Physical vapor deposition refers to vacuum deposition methods that produce the source gas by evaporation, sputtering, or a related nonchemical method. Broadly, these methods transfer kinetic energy to atoms in a solid or liquid sufficient to overcome their binding energy. Evaporation refers to heating a material until the source atoms vaporize. Sputtering is a process of physical impacts transferring kinetic energy to atoms in a target. There are many related methods such as laser-ablation, which is similar to conventional evaporation but supplies energy to the surface locally by a laser beam rather than heating the entire material in an oven. Likewise, cathodic arc deposition is a sputtering-based process that uses a more localized, higher intensity glow discharge to bombard the target in a small region, rather than “sputtering” which refers to a more general bombardment of the target. This chapter describes the most common conventional evaporation and sputtering methods. Descriptions of the related techniques may be found in the recommended readings.

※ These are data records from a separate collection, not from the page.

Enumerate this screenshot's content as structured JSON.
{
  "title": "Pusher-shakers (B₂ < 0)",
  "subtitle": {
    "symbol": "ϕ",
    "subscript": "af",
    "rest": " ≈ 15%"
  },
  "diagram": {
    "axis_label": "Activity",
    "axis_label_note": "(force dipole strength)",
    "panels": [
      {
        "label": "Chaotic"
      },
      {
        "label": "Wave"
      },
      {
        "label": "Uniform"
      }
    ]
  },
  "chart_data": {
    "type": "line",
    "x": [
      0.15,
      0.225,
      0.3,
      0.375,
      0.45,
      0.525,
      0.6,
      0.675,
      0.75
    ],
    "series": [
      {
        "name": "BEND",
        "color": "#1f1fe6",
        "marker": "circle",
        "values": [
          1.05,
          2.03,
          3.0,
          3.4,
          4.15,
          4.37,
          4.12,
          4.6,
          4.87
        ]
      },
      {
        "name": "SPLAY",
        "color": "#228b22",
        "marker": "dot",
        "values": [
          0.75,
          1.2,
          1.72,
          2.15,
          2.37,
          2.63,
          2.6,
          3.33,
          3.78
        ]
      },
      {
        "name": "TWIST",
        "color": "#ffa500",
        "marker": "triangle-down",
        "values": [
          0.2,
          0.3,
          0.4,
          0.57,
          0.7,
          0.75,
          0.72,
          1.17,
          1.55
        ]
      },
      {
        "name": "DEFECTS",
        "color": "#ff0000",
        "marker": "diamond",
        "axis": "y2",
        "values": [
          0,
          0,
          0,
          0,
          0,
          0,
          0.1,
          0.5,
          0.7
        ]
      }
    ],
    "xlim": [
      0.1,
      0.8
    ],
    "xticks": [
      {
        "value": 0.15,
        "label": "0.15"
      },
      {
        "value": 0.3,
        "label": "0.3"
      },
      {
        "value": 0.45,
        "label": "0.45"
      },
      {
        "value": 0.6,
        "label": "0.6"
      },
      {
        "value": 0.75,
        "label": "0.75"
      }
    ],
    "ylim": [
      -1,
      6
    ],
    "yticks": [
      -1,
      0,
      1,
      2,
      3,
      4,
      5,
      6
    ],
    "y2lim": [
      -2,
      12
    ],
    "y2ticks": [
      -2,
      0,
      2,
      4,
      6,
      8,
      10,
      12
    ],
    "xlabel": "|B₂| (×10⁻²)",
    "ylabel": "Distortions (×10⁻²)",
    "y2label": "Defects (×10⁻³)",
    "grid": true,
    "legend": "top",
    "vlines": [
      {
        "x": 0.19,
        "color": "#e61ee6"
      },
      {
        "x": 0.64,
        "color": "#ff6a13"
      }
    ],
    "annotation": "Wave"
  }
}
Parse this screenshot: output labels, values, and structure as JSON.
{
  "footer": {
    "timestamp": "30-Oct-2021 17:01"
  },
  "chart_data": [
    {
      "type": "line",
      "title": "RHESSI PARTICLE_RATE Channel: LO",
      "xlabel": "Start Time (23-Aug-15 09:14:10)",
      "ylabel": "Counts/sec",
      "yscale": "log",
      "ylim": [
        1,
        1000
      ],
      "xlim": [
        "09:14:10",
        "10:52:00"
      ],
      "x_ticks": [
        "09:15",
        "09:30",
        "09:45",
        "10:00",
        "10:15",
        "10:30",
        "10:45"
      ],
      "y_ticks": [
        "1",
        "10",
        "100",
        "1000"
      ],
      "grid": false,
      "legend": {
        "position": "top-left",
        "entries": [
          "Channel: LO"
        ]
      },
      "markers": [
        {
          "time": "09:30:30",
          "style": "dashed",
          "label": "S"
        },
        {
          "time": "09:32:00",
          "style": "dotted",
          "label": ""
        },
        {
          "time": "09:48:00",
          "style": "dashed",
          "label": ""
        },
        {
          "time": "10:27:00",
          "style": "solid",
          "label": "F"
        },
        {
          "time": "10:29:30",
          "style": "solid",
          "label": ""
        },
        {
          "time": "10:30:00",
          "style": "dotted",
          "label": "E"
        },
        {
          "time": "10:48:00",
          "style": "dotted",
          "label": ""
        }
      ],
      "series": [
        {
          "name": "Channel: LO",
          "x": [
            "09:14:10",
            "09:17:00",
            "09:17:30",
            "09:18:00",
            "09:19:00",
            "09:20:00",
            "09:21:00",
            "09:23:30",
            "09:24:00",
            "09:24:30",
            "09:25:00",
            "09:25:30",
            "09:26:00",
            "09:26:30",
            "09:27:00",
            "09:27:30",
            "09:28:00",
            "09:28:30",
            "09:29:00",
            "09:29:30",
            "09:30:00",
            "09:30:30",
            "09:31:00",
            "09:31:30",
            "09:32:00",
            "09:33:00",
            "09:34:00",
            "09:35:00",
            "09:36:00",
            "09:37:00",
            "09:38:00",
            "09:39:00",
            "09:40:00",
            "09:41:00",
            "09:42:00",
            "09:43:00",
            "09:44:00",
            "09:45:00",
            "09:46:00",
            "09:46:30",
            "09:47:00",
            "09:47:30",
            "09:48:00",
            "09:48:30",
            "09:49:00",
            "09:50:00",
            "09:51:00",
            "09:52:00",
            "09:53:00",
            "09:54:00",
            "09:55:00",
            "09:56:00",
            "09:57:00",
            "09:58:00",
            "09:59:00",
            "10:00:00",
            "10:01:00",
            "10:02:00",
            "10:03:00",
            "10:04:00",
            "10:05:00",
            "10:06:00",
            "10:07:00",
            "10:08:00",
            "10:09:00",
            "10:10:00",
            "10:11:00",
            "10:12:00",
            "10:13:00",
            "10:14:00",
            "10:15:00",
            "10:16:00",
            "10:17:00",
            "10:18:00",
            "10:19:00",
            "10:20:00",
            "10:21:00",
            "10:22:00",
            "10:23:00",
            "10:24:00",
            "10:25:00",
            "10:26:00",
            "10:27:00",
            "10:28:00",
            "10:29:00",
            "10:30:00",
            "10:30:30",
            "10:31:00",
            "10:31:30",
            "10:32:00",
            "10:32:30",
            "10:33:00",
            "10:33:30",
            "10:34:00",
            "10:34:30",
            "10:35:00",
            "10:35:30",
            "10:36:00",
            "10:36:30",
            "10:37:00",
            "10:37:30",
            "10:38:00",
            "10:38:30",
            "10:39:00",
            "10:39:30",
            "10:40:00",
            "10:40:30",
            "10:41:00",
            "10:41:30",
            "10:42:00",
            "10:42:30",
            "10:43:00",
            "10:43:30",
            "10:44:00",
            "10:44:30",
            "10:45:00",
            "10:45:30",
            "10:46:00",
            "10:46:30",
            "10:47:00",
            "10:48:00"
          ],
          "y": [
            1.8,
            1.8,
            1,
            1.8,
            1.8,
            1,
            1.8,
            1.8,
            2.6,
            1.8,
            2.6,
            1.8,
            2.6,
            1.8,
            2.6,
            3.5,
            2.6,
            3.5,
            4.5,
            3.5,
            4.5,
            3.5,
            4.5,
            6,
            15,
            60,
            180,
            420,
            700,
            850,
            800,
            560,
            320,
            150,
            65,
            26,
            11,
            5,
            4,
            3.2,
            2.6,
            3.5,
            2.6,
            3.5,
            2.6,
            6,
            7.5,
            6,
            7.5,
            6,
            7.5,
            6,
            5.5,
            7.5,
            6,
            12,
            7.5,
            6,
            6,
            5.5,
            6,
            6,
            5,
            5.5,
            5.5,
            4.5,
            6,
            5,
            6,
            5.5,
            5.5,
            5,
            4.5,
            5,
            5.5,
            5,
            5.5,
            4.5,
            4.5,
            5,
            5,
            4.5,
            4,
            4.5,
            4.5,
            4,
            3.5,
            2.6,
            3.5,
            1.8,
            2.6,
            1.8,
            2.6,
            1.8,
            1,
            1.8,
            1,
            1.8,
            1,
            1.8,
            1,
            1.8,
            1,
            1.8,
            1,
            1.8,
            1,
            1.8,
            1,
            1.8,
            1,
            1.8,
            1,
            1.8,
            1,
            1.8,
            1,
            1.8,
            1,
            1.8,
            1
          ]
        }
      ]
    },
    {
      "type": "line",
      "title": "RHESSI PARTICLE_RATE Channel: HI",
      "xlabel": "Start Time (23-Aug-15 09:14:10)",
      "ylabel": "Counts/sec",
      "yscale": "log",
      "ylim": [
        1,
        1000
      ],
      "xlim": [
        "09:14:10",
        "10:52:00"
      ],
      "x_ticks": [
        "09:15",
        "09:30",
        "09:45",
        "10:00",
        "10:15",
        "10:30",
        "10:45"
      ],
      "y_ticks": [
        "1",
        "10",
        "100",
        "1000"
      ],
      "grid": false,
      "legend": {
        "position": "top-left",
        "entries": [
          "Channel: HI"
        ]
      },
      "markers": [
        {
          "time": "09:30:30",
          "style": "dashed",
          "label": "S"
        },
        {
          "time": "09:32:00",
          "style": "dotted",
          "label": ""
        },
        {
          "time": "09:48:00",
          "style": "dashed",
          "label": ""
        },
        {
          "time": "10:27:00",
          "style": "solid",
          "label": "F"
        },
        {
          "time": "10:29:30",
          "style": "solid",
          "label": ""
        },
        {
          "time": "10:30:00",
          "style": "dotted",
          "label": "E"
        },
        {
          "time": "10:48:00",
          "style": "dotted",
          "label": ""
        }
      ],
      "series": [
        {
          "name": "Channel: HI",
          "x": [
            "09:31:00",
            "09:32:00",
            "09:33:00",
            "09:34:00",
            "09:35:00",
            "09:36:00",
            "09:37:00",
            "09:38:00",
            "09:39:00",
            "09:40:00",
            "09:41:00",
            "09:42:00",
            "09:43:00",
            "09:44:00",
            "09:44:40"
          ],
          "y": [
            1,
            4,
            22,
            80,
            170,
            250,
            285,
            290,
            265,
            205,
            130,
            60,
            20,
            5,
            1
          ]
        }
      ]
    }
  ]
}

Chemical vapor deposition (CVD) refers to a class of methods in which a solid is grown by reaction of gaseous source materials and yielding a product effluent gas. There are a number of variants on the process based on the pressure range at which it is conducted, the type of reactants, and whether some method to activate the reaction is used. CVD can also be conducted in an atomic layer deposition (ALD) mode in which single layers of atoms are produced one at a time. CVD has a number of advantages over physical vapor deposition. For example, the reaction can often be arranged to be selective more easily, depositing material only in certain regions of the substrate rather than covering it with a blanket layer. CVD is generally more conformal than physical vapor deposition, meaning that it covers a rough surface relatively uniformly, tracking the morphology rather than resulting in thin, lowquality coatings on vertical walls of the substrate, as is the case for physical vapor deposition methods. Other advantages include that CVD uses source materials that flow into the process chamber from external reservoirs that can be refilled without contamination of the growth environment, it does not require very high vacuum levels, it can generally process substrates in larger batches than evaporation, and is more forgiving in terms of its tolerance for precision in the process conditions. Counterbalancing these advantages, CVD source materials are generally highly toxic or flammable, requiring great care in the design and operation of a CVD process system. CVD also frequently requires high temperatures. For microelectronics manufacturing the benefits generally outweigh the problems. Thus, most device makers use CVD when possible rather than, for example, MBE.